Lo miro, los labios secos. No me había dado cuenta de eso. Como todos en Malevil, deseaba la lluvia para que hiciera renacer la tierra. No pensé que podía, al contrario, dos meses más tarde, terminar la obra de la bomba.
Esta muerte lenta de retardo es abominable. En este instante, estoy transido de miedo. No creo en el diablo, pero si creyera, ¿cómo no pensar que el hombre es satánico?
– Tendríamos que reunimos todos -sigue Thomas con fiebre-. Y sobre todo, recomendar a la gente que no salga cuando empiece a llover.
– ¡Pero ya están reunidos en la sala grande para la misa!
– ¡Y bueno, vamos, rápido, antes de que empiece!
No es momento para la ironía y es apenas que me roza la idea de que, después de todo, Thomas va a asistir a la misa. Sale, lo oigo y en la escalera del primer piso, me doy cuenta que me he olvidado de Peyssou en la pieza al lado de la mía, con las escopetas. Subo solo a buscarlo, en dos palabras le explico la situación, y bajamos de cuatro en cuatro. En la planta baja, al atravesar el depósito llamo a Meyssonnier, pero no lo veo por ninguna parte, Thomas ha debido ya prevenirlo y llevárselo. Atravesamos el patio a todo lo que damos, llegamos a la gran sala, la puerta está abierta, entramos y Peyssou la cierra de un golpe detrás de mí.
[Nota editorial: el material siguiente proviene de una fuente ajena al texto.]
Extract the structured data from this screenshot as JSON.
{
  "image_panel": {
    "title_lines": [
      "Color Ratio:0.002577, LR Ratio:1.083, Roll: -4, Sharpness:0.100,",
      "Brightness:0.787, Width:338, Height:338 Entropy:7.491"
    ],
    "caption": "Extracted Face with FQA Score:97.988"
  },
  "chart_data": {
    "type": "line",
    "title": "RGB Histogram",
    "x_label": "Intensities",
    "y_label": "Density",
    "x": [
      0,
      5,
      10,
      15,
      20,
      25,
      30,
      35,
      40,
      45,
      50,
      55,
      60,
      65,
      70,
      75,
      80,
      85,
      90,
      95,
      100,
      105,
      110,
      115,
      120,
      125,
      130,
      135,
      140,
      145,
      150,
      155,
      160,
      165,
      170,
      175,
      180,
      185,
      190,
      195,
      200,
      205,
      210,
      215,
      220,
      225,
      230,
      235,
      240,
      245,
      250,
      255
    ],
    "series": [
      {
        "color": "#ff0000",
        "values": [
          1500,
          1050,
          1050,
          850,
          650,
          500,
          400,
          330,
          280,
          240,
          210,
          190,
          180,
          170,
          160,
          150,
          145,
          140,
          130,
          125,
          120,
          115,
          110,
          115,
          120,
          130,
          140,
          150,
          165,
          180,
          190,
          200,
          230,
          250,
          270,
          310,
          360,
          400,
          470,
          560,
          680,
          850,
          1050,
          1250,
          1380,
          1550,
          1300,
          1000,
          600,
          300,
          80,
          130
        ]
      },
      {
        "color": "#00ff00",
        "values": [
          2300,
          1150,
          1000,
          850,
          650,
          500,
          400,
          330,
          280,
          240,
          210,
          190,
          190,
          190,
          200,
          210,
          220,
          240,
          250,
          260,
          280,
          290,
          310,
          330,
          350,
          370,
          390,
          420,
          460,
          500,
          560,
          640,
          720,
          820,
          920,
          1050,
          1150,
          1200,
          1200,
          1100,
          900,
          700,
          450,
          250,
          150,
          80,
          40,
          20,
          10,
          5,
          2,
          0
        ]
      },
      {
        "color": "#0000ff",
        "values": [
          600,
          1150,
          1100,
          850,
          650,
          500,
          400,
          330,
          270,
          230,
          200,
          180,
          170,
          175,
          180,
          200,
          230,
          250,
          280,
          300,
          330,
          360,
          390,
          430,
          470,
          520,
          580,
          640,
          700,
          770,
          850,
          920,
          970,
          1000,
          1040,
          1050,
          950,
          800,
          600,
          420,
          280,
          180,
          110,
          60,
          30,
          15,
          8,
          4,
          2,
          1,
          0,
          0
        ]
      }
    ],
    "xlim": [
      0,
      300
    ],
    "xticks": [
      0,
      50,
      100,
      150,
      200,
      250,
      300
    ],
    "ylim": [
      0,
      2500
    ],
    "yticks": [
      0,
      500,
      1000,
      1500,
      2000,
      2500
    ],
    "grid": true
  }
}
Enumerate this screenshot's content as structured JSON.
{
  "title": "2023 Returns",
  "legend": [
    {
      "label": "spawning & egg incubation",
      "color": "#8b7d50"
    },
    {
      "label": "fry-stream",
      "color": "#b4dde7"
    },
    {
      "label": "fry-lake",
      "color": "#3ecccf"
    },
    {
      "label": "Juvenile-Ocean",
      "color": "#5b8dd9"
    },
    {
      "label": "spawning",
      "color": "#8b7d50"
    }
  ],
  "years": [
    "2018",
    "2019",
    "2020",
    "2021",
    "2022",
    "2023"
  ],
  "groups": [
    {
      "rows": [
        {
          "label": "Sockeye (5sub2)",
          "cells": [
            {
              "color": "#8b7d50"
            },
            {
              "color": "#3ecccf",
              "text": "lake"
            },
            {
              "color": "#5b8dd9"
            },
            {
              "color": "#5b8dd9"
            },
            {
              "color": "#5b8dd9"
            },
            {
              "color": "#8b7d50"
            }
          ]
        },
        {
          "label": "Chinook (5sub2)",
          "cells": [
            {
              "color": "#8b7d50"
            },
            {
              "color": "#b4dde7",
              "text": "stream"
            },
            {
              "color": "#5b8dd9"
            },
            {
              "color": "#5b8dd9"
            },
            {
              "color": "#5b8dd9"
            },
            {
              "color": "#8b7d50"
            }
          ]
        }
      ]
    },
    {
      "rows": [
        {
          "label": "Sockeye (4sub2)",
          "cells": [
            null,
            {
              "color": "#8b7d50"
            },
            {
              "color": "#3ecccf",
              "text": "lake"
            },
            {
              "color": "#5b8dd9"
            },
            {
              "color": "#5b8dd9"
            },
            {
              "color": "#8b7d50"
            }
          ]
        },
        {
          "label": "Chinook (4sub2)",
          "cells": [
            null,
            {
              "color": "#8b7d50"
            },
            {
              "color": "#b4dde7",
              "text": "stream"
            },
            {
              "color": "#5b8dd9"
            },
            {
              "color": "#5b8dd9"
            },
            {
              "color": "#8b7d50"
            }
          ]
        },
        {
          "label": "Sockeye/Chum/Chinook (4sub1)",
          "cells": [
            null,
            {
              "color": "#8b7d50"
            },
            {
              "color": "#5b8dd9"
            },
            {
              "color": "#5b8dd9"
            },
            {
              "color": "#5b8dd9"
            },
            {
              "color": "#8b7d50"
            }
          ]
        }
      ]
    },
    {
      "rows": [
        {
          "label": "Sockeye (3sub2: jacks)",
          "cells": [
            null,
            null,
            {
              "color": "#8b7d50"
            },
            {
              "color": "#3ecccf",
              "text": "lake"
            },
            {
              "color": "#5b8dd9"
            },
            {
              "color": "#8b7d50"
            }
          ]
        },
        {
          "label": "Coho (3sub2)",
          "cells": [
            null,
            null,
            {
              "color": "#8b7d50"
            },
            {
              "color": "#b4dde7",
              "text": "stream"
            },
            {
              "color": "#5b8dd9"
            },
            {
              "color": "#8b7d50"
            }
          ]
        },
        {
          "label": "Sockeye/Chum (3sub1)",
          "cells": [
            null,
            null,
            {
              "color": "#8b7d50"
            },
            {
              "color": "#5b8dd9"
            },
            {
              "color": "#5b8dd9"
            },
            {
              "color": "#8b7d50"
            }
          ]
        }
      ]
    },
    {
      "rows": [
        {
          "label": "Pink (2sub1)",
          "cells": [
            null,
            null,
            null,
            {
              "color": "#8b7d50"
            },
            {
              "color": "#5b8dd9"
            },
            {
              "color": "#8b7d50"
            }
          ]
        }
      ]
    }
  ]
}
Veo del primer vistazo que todo el mundo está ahí, pero en mi enloquecimiento, cuento y recuento, encuentro once personas ¡una de más!, y cuento por segunda vez antes de comprender que el onceno es Fulbert.
Thomas ya les ha avisado. Me miran, pálidos, sin una palabra. Fulbert está blanco, según lo que puedo distinguir de sus rasgos, porque está de espaldas a los dos ajimeces, nuestras sillas haciéndole frente, en dos filas, del otro lado de la mesa conventual. No sé quién tuvo la idea de encuadrar su pequeño altar portátil con dos enormes velones sacados de los apliques de la bodega, pero es más bien una buena idea, porque afuera oscurece de minuto en minuto y no deja pasar más que una luz macilenta de fin del mundo.